Camp Pledges Careful Review of Mortgage Interest Break

The top Republican tax writer in Congress pledged a “careful, thoughtful review” of tax breaks for homeowners, including the mortgage interest deduction.

“Not every credit or deduction is a loophole,” Representative Dave Camp of Michigan, chairman of the House Ways and Means Committee, said at a hearing today in Washington.

In 2012, the home mortgage interest deduction cost the government $68 billion, according to the congressional Joint Committee on Taxation.

Critics of the deduction, including Eric Toder of the nonpartisan Tax Policy Center, say it does little to encourage homeownership and instead provides a benefit to higher-income households to purchase larger homes.

The deduction is available only to the one-third of taxpayers who itemize their deductions and tend to have higher incomes.
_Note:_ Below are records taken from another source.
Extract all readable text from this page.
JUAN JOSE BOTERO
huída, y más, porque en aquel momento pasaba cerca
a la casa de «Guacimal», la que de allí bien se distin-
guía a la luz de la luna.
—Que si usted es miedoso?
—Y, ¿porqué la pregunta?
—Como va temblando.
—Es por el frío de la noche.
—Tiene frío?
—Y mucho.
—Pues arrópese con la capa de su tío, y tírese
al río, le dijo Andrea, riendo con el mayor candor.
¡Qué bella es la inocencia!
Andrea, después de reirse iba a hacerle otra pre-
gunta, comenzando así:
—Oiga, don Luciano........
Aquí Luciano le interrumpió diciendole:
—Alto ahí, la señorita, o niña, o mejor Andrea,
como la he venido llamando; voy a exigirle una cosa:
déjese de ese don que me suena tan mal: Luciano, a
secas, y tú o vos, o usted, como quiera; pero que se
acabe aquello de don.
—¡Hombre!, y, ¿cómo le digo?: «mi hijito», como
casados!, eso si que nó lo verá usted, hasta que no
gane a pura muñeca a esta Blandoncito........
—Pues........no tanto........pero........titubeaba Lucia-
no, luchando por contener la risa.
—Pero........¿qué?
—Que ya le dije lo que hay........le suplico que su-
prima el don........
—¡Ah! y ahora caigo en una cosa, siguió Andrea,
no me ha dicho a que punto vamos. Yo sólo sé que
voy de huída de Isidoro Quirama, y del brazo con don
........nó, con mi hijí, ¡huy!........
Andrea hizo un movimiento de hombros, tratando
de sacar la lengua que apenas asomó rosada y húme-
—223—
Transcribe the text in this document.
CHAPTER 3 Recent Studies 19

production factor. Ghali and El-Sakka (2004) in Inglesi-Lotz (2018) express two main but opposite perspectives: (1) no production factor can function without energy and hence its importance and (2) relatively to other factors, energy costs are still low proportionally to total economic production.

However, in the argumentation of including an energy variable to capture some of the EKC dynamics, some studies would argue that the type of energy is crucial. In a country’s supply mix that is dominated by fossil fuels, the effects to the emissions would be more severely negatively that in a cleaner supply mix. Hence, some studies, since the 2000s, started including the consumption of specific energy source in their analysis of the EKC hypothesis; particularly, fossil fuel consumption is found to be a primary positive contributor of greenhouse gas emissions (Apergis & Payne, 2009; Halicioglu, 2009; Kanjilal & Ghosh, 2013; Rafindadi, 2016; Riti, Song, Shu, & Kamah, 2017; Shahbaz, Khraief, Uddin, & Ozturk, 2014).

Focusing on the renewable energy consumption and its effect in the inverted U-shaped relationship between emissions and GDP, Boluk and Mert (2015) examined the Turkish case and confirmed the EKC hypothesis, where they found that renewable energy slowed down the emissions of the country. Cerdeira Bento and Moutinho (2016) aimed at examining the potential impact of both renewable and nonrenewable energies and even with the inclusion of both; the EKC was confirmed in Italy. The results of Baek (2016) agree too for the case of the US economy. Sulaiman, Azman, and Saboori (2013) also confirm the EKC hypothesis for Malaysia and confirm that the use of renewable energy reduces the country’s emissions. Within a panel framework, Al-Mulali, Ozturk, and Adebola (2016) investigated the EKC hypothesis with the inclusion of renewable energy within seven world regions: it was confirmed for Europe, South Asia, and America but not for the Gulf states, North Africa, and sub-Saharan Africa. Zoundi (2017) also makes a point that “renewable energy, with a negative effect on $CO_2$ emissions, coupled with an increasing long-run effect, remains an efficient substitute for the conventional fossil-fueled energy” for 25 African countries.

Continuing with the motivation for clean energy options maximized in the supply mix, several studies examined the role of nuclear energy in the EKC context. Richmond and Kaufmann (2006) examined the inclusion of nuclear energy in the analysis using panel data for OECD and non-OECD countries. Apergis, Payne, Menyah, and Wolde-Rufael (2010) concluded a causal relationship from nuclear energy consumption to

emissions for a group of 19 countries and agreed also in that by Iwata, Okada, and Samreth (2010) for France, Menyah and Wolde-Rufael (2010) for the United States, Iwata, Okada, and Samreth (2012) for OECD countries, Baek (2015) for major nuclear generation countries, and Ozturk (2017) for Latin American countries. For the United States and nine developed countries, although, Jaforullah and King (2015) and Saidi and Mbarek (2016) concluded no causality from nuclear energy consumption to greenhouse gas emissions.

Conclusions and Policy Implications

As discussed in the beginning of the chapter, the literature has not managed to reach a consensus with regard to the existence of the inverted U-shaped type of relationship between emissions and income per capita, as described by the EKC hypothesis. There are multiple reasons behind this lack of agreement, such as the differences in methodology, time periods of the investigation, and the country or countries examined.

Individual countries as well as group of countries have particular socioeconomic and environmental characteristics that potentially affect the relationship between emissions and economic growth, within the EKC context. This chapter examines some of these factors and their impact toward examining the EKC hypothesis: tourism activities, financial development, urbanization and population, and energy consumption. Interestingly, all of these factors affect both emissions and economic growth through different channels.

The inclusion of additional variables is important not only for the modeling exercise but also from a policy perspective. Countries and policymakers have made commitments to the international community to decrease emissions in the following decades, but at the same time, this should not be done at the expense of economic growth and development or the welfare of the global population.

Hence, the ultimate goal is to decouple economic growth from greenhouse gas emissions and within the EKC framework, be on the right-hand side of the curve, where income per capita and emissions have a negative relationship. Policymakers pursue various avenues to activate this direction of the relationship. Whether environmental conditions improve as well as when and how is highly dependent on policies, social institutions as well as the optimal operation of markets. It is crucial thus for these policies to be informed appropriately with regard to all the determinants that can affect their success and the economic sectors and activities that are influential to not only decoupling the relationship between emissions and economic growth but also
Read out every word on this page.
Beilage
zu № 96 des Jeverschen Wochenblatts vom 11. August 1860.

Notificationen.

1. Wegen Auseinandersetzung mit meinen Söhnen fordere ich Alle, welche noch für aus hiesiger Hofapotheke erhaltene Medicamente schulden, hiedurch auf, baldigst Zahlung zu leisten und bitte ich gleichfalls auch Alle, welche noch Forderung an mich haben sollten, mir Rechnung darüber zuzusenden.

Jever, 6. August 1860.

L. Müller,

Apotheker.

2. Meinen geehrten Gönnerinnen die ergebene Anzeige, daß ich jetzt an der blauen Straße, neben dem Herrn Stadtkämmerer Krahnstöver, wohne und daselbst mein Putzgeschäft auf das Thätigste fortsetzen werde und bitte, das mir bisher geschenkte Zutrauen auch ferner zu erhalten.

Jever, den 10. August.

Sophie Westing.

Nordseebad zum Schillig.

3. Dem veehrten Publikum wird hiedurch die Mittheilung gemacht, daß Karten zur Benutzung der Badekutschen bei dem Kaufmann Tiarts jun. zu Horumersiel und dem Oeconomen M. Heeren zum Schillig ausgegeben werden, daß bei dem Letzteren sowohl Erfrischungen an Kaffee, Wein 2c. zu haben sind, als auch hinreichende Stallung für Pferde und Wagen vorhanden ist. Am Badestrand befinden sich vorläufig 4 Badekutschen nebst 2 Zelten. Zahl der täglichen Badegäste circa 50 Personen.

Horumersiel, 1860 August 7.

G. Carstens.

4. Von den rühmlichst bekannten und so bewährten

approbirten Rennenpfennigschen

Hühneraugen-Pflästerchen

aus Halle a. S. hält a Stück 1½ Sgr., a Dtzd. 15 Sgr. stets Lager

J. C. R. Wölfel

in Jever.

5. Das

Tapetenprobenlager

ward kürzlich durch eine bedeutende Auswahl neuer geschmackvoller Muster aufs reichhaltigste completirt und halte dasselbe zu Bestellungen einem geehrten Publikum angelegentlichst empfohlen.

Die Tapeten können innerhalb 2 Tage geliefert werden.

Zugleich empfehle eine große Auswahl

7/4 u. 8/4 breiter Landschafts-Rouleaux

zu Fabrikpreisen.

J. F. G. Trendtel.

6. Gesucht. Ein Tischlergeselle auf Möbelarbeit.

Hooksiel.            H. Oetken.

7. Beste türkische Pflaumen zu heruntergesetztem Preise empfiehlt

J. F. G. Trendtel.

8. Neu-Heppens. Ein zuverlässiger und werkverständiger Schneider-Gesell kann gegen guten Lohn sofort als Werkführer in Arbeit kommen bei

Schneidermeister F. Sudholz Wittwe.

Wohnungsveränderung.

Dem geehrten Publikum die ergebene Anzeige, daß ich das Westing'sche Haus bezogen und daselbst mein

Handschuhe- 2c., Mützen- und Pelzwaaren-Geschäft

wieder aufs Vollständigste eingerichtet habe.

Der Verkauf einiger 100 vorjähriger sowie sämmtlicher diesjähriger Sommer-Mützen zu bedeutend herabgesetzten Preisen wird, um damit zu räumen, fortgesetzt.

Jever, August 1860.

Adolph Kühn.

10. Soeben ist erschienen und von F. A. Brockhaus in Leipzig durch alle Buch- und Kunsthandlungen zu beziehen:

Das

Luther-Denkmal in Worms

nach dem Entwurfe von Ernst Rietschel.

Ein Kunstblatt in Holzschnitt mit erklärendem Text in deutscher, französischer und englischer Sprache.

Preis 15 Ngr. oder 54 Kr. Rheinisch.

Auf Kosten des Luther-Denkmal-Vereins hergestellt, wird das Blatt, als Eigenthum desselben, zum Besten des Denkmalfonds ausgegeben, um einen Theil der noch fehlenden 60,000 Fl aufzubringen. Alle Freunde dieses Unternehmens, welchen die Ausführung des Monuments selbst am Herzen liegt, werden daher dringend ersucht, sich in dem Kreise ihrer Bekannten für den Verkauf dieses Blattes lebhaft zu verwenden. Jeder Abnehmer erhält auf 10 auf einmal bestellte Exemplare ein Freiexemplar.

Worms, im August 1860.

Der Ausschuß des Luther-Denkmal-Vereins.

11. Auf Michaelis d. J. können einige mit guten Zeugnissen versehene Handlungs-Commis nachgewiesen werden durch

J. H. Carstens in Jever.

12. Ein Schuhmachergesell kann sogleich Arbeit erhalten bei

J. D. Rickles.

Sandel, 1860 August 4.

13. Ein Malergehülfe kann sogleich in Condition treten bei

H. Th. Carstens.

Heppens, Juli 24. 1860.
More than three-quarters of the benefit in 2012 went to households with annual incomes exceeding $100,000.

“The key is really to focus the tax benefits more carefully,” said Phillip Swagel, a public policy professor at the University of Maryland who was a Treasury Department official under President George W. Bush.

Camp is pursuing a rewrite of the U.S. tax code that would curtail tax breaks and lower rates.

At today’s hearing, the committee is also examining other tax breaks for housing, including the ability to deduct property taxes, which cost the government $24 billion in 2012 in forgone revenue.